NSF Funded Research

The US government has graciously decided to fund an experimental economics study I proposed. The study investigates two important findings in game theory. The first is unsurprising, but poses a problem for extending experimental findings to the real world. It is the discovery that intentional contexts- like interpersonal feedback, or knowledge of voluntary agency - influence the way people behave in economic games. This means that the ostensible payoffs and formal game structure may often underdetermine the actual behavior we witness in various games because these other variables are systematically at play. This would make it very difficult to draw useful analogies between laboratory games and real world scenarios. A second important finding reported in recent research is that certain preferences change when elicited by different institutions. This is interesting in itself, as a puzzle for the many social scientists who are interested in preference formation.
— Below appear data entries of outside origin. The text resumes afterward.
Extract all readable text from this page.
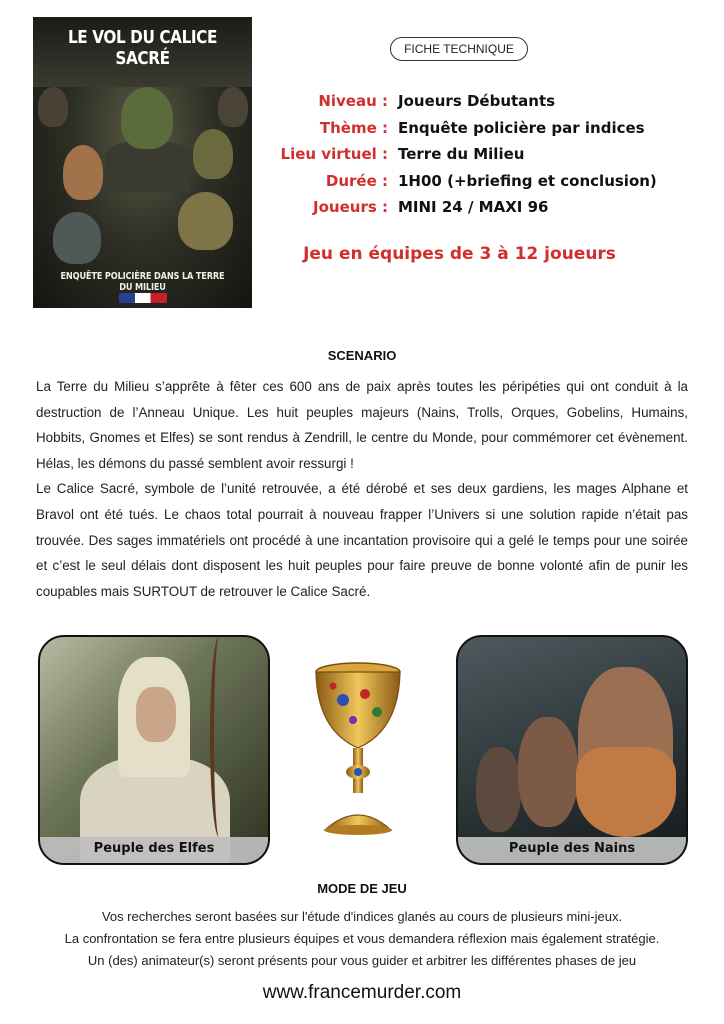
LE VOL DU CALICE SACRÉ
ENQUÊTE POLICIÈRE DANS LA TERRE DU MILIEU
FICHE TECHNIQUE
Niveau : Joueurs Débutants
Thème : Enquête policière par indices
Lieu virtuel : Terre du Milieu
Durée : 1H00 (+briefing et conclusion)
Joueurs : MINI 24 / MAXI 96
Jeu en équipes de 3 à 12 joueurs
SCENARIO

La Terre du Milieu s’apprête à fêter ces 600 ans de paix après toutes les péripéties qui ont conduit à la destruction de l’Anneau Unique. Les huit peuples majeurs (Nains, Trolls, Orques, Gobelins, Humains, Hobbits, Gnomes et Elfes) se sont rendus à Zendrill, le centre du Monde, pour commémorer cet évènement. Hélas, les démons du passé semblent avoir ressurgi !

Le Calice Sacré, symbole de l’unité retrouvée, a été dérobé et ses deux gardiens, les mages Alphane et Bravol ont été tués. Le chaos total pourrait à nouveau frapper l’Univers si une solution rapide n’était pas trouvée. Des sages immatériels ont procédé à une incantation provisoire qui a gelé le temps pour une soirée et c’est le seul délais dont disposent les huit peuples pour faire preuve de bonne volonté afin de punir les coupables mais SURTOUT de retrouver le Calice Sacré.

Peuple des Elfes	Peuple des Nains
MODE DE JEU

Vos recherches seront basées sur l'étude d'indices glanés au cours de plusieurs mini-jeux.

La confrontation se fera entre plusieurs équipes et vous demandera réflexion mais également stratégie.

Un (des) animateur(s) seront présents pour vous guider et arbitrer les différentes phases de jeu

www.francemurder.com
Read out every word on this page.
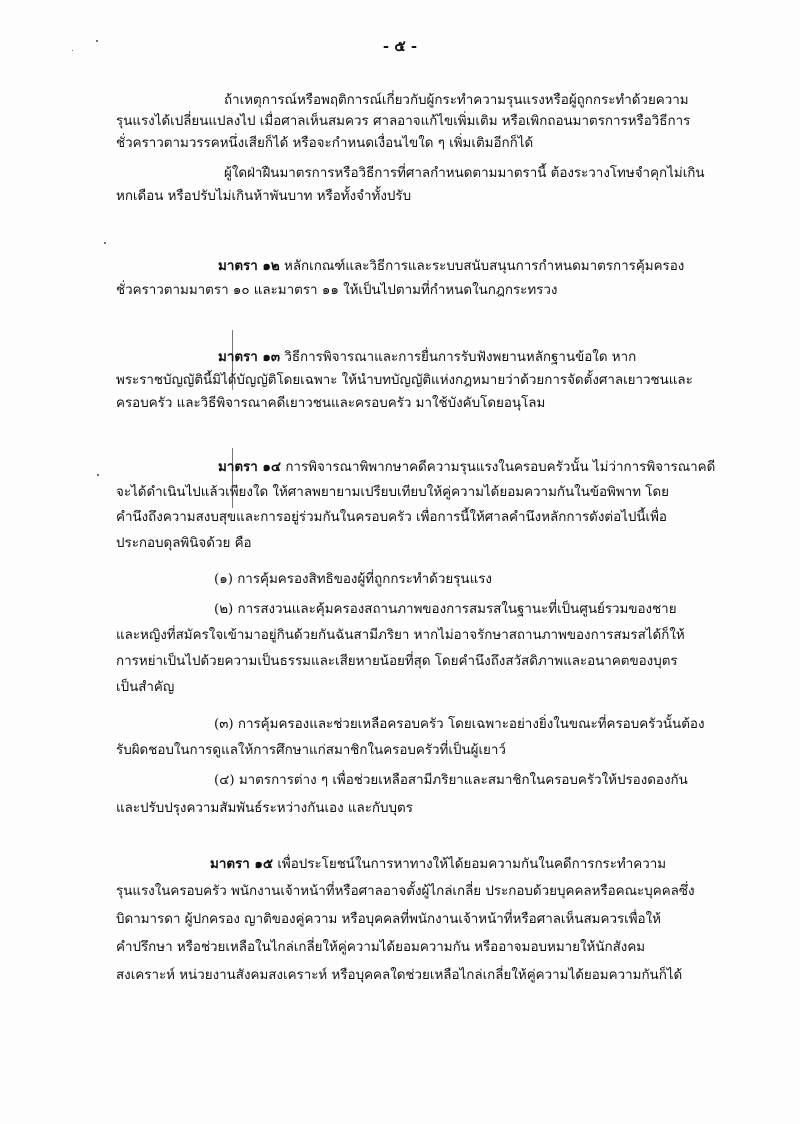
- ๕ -
ถ้าเหตุการณ์หรือพฤติการณ์เกี่ยวกับผู้กระทำความรุนแรงหรือผู้ถูกกระทำด้วยความ
รุนแรงได้เปลี่ยนแปลงไป เมื่อศาลเห็นสมควร ศาลอาจแก้ไขเพิ่มเติม หรือเพิกถอนมาตรการหรือวิธีการ
ชั่วคราวตามวรรคหนึ่งเสียก็ได้ หรือจะกำหนดเงื่อนไขใด ๆ เพิ่มเติมอีกก็ได้
ผู้ใดฝ่าฝืนมาตรการหรือวิธีการที่ศาลกำหนดตามมาตรานี้ ต้องระวางโทษจำคุกไม่เกิน
หกเดือน หรือปรับไม่เกินห้าพันบาท หรือทั้งจำทั้งปรับ
มาตรา ๑๒ หลักเกณฑ์และวิธีการและระบบสนับสนุนการกำหนดมาตรการคุ้มครอง
ชั่วคราวตามมาตรา ๑๐ และมาตรา ๑๑ ให้เป็นไปตามที่กำหนดในกฎกระทรวง
มาตรา ๑๓ วิธีการพิจารณาและการยื่นการรับฟังพยานหลักฐานข้อใด หาก
พระราชบัญญัตินี้มิได้บัญญัติโดยเฉพาะ ให้นำบทบัญญัติแห่งกฎหมายว่าด้วยการจัดตั้งศาลเยาวชนและ
ครอบครัว และวิธีพิจารณาคดีเยาวชนและครอบครัว มาใช้บังคับโดยอนุโลม
มาตรา ๑๔ การพิจารณาพิพากษาคดีความรุนแรงในครอบครัวนั้น ไม่ว่าการพิจารณาคดี
จะได้ดำเนินไปแล้วเพียงใด ให้ศาลพยายามเปรียบเทียบให้คู่ความได้ยอมความกันในข้อพิพาท โดย
คำนึงถึงความสงบสุขและการอยู่ร่วมกันในครอบครัว เพื่อการนี้ให้ศาลคำนึงหลักการดังต่อไปนี้เพื่อ
ประกอบดุลพินิจด้วย คือ
(๑) การคุ้มครองสิทธิของผู้ที่ถูกกระทำด้วยรุนแรง
(๒) การสงวนและคุ้มครองสถานภาพของการสมรสในฐานะที่เป็นศูนย์รวมของชาย
และหญิงที่สมัครใจเข้ามาอยู่กินด้วยกันฉันสามีภริยา หากไม่อาจรักษาสถานภาพของการสมรสได้ก็ให้
การหย่าเป็นไปด้วยความเป็นธรรมและเสียหายน้อยที่สุด โดยคำนึงถึงสวัสดิภาพและอนาคตของบุตร
เป็นสำคัญ
(๓) การคุ้มครองและช่วยเหลือครอบครัว โดยเฉพาะอย่างยิ่งในขณะที่ครอบครัวนั้นต้อง
รับผิดชอบในการดูแลให้การศึกษาแก่สมาชิกในครอบครัวที่เป็นผู้เยาว์
(๔) มาตรการต่าง ๆ เพื่อช่วยเหลือสามีภริยาและสมาชิกในครอบครัวให้ปรองดองกัน
และปรับปรุงความสัมพันธ์ระหว่างกันเอง และกับบุตร
มาตรา ๑๕ เพื่อประโยชน์ในการหาทางให้ได้ยอมความกันในคดีการกระทำความ
รุนแรงในครอบครัว พนักงานเจ้าหน้าที่หรือศาลอาจตั้งผู้ไกล่เกลี่ย ประกอบด้วยบุคคลหรือคณะบุคคลซึ่ง
บิดามารดา ผู้ปกครอง ญาติของคู่ความ หรือบุคคลที่พนักงานเจ้าหน้าที่หรือศาลเห็นสมควรเพื่อให้
คำปรึกษา หรือช่วยเหลือในไกล่เกลี่ยให้คู่ความได้ยอมความกัน หรืออาจมอบหมายให้นักสังคม
สงเคราะห์ หน่วยงานสังคมสงเคราะห์ หรือบุคคลใดช่วยเหลือไกล่เกลี่ยให้คู่ความได้ยอมความกันก็ได้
But it also means that simply measuring someone's preferences for something like, say, "risk," in a laboratory game many not tell you anything about their preference for risk when it comes to certain real world scenarios.

 

I developed an experimental protocol that investigates both of these findings in an attempt to better understand and refine the contextual specification of laboratory games.

 

The concepts and details explained in my IRB protocol, which can be found here . (This document may not be available until after the data has been collected.)

 

Implementation

I will be using the DIISP Lab at Duke's Social Science Research Institute.